Education
Dilemma
American education poses a dilemma for those who run the political system, namely; shall the people learn or not? If the people do not learn, then they become unproductive and the economy collapses; but if the people do learn, then they become productive but uncontrollable. Indeed, the more they learn, the more they want to take over!
Recent history gives vivid illustration of this dilemma. In the 60's, we saw the post-Sputnik initiative. What was the result? By the end of the decade, Americans were walking on the moon, and rioting in the campuses! In 1980, an anti-intellectual was elected President, and a different attitude towards education took hold. The result? Much more political stability, but 30 years of stagnant median income.
Explosion or collapse? The ideal solution, from the 1% point of view, is a kind of golden mediocrity, where education teaches the masses just enough to work, and not enough to make trouble. The trouble is that the lines sometimes cross, and you need to know more to work than you need to make trouble; then mediocrity gives everyone trouble but no work.
60s or 80s? In the 60s, America went to the Moon. In the 80s, America went to Hell. All in all I prefer the Moon.

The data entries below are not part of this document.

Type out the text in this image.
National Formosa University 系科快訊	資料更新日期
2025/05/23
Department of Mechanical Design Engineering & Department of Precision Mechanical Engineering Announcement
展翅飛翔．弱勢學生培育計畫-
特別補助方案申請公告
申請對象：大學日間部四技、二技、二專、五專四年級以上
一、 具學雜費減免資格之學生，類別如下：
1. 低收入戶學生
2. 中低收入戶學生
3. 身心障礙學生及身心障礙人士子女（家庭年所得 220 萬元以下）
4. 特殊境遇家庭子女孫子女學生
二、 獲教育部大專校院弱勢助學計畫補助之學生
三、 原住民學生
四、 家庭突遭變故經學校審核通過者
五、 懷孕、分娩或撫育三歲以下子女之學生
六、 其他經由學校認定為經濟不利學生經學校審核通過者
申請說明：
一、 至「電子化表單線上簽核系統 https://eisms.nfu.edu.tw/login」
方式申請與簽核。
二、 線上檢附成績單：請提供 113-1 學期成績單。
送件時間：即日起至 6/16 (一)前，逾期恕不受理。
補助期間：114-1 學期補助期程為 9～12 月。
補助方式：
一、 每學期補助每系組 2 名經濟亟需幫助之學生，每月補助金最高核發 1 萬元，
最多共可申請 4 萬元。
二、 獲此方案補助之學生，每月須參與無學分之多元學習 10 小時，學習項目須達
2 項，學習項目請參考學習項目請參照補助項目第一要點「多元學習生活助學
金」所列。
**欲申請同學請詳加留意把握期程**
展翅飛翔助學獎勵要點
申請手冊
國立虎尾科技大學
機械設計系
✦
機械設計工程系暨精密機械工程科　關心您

Snowden and Assange have taught us that there is a similar dilemma concerning secrecy. If internal communications of secretive agencies are not censored, then the agency risks exposure by leak; but if internal communications are censored, then the agency becomes stupid. As in the education dilemma, the operators and owners of the system face a choice between controlled collapse into stupidity and uncontrolled ascent into rebellion; and as in the education dilemma, golden mediocrity fails when the lines cross, and it becomes easier for a disgruntled agent to rebel than to report.
In both cases information flow is a problem. From the 1% point of view, information is a kind of explosive lubricant; if it doesn't flow, then the system seizes up, but if it does flow, then the system explodes. Golden mediocrity fails when revolt is simpler than labor.
There is a deeper problem, and it is political. Why the rebellion of the informed public? Because knowledge gives power, and ends excuses.